The frontend presents user-facing web pages on pkg.go.dev.

For additional information on functionality of the frontend, see the design document.

Development

The main program lives in cmd/frontend. The bulk of the code lives in internal/frontend.

See experiment.md for instructions how to enable experiments.

Running

You can run the frontend locally like so:

go run ./cmd/frontend [-dev] [-direct_proxy]
  • The -dev flag reloads templates on each page load and rebuilds JavaScript assets when TypeScript source files change.

The frontend can use one of three datasources:

  • Postgres database
  • Proxy service

The Datasource interface implementation is available at internal/datasource.go.

You can use the -direct_proxy flag to run the frontend with its datasource as the proxy service. This allows you to run the frontend without setting up a postgres database.

Alternatively, you can run pkg.go.dev with a local database. See instructions on how to set up and populate your local database with packages of your choice.

You can then run the frontend with: go run ./cmd/frontend

If you add, change or remove any inline scripts in templates, run devtools/cmd/csphash to update the hashes. Running all.bash will do that as well.

Local mode

You can also use run the frontend locally with an in-memory datasource populated with modules loaded from your local filesystem.

go run ./cmd/pkgsite [path1,path2]

This allows you to run the frontend without setting up a database and to view documentation of local modules without requiring a proxy. The command accepts a list of comma-separated strings each representing a path of a module to load into memory.

Screentest

In addition to tests written in Go inside internal/frontend and internal/testing/integration, pages on pkg.go.dev may have image snapshot tests. These tests will create diffs for inspection on failure.

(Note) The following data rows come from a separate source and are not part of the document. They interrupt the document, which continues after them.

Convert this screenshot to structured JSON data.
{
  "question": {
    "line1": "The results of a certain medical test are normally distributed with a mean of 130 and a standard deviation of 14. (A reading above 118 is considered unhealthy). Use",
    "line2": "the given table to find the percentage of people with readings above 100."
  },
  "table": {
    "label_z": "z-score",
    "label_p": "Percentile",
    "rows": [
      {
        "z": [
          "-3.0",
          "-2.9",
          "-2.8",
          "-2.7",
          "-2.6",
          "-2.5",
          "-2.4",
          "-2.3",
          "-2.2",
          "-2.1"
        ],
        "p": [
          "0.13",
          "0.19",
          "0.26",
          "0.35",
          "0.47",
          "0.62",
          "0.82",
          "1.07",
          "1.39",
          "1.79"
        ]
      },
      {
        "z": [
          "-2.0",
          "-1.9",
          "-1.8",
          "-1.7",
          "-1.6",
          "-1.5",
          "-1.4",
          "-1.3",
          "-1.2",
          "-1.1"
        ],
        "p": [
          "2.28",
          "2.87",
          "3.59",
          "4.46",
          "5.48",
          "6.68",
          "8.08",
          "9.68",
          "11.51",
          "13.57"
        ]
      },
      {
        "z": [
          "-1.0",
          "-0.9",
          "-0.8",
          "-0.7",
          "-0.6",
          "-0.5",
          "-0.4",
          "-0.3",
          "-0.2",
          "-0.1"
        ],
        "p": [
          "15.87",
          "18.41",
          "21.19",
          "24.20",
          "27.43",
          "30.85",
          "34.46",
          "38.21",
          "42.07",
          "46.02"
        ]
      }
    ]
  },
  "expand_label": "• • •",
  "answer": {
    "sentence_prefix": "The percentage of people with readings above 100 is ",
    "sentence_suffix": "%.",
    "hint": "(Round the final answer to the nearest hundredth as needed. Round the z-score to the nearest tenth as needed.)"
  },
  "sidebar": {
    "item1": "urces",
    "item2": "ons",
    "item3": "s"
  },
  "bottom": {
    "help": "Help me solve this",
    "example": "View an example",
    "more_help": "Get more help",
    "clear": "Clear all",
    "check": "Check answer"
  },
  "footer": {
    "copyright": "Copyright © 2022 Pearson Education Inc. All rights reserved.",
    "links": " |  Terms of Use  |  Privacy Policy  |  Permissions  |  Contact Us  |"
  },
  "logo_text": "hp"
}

These tests are in the tests/screentest/ directory. For details, see tests/README.md.

Static Assets

JavaScript assets for pkg.go.dev are compiled from TypeScript files in the content/static/js directory. The compiled assets are commited to the repo so the frontend or worker service can be run without any additional steps from a new clone of the project.

Building

When modifying any TypeScript code, you must run go run ./devtools/cmd/static before commiting your changes.

Testing

You can test html and static asset changes by running npm test. This will run the TypeScript type checker and unit tests.

Linting

Lint your changes by running npm run lint. This will run stylelint and eslint on CSS and TS files in content/static. You can autofix some errors by running npm run lint -- --fix.

Running npm commands with docker

To run the the unit tests or linters without installing npm prefix the command with ./all.bash. This will run the npm through a docker container that has the pkgsite code mounted in an internal directory.